- Interactive map of the Kamuzu Palace area
- Former names: New State House
- Alternative names: State House (Lilongwe)

General information
- Type: Presidential residence
- Architectural style: Persian-style brick (with modern additions)
- Location: Area 44, Lilongwe, Malawi
- Coordinates: 13°57′47″S 33°51′06″E﻿ / ﻿13.9631°S 33.8517°E
- Opened: 1975; 51 years ago
- Owner: Government of Malawi

Technical details
- Grounds: ~200-acre estate (~555 ha by some sources)

Other information
- Number of rooms: ~300 air-conditioned rooms

= Kamuzu Palace =

Kamuzu Palace (formerly the New State House) is the official residence of the President of the Republic of Malawi, located in Lilongwe. Built by Hastings Kamuzu Banda in 1975, it is one of the largest and most symbolically significant state buildings in the country.

== History ==
Kamuzu Palace was constructed in 1975 during the presidency of Hastings Kamuzu Banda. The structure was built in a Persian-inspired brick architectural style, and the surrounding estate covers roughly 200 acres, with facilities such as a supermarket, school, and residential quarters for staff.

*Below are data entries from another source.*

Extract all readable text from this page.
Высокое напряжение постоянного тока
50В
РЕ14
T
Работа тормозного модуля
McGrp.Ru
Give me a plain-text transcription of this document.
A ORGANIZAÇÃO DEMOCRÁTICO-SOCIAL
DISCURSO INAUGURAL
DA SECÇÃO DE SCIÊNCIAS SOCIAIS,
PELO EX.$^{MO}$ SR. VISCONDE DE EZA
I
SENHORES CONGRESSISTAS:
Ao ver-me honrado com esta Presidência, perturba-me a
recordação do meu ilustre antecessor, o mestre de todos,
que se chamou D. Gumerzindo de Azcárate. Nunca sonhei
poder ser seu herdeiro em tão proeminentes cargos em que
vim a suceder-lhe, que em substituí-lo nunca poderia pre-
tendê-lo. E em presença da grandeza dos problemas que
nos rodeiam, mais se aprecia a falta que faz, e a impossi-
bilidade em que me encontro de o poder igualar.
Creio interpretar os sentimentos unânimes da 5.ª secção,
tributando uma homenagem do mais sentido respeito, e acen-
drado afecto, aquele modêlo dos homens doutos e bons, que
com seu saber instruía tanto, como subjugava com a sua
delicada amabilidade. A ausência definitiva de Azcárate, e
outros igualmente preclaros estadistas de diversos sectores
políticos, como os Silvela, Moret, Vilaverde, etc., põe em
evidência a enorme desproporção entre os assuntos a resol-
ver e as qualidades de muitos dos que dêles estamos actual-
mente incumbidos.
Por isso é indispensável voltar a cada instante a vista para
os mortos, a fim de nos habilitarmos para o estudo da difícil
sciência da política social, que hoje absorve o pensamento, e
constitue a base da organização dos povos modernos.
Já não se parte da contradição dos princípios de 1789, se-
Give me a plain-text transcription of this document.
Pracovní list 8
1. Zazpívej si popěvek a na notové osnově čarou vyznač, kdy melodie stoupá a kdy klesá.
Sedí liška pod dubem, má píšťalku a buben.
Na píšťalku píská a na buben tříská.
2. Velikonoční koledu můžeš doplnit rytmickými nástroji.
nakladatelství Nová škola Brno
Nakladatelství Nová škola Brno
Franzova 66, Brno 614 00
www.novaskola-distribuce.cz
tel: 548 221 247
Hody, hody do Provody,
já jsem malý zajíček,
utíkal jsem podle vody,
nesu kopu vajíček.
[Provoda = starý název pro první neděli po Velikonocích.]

Although Banda oversaw its completion, he reportedly stayed there only briefly. His successor, Bakili Muluzi, declined to occupy the palace, describing it as an “obscene extravagance". In 2004, President Bingu wa Mutharika fully occupied the palace, moving in after his election and declaring it his official residence.

In the 2010s, former president Joyce Banda renamed the building Kamuzu Palace to honor Dr. Hastings Banda, the nation's founding president.

== Site selection and early planning ==
Edda Ella Chitalo then serving as Malawi's Minister of Physical Planning and Surveys, was tasked in the 1970s with selecting the location for the palace. She chose the current site outside Lilongwe for its strategic and symbolic significance. In 2024, she was recognized by President Lazarus Chakwera for her role in the palace's early planning and site selection.

== Recent events ==
Following the 2025 presidential elections, several media reports alleged that Kamuzu Palace had been vandalized and looted. Items including furniture, appliances, and fittings were reportedly missing, while walls and floors had been defaced and damaged.

== Significance ==
Kamuzu Palace remains a central symbol of post-independence Malawi, representing both national pride and political controversy. It embodies the legacy of Dr. Banda's leadership and the ongoing debates about governance, transparency, and the cost of maintaining national monuments.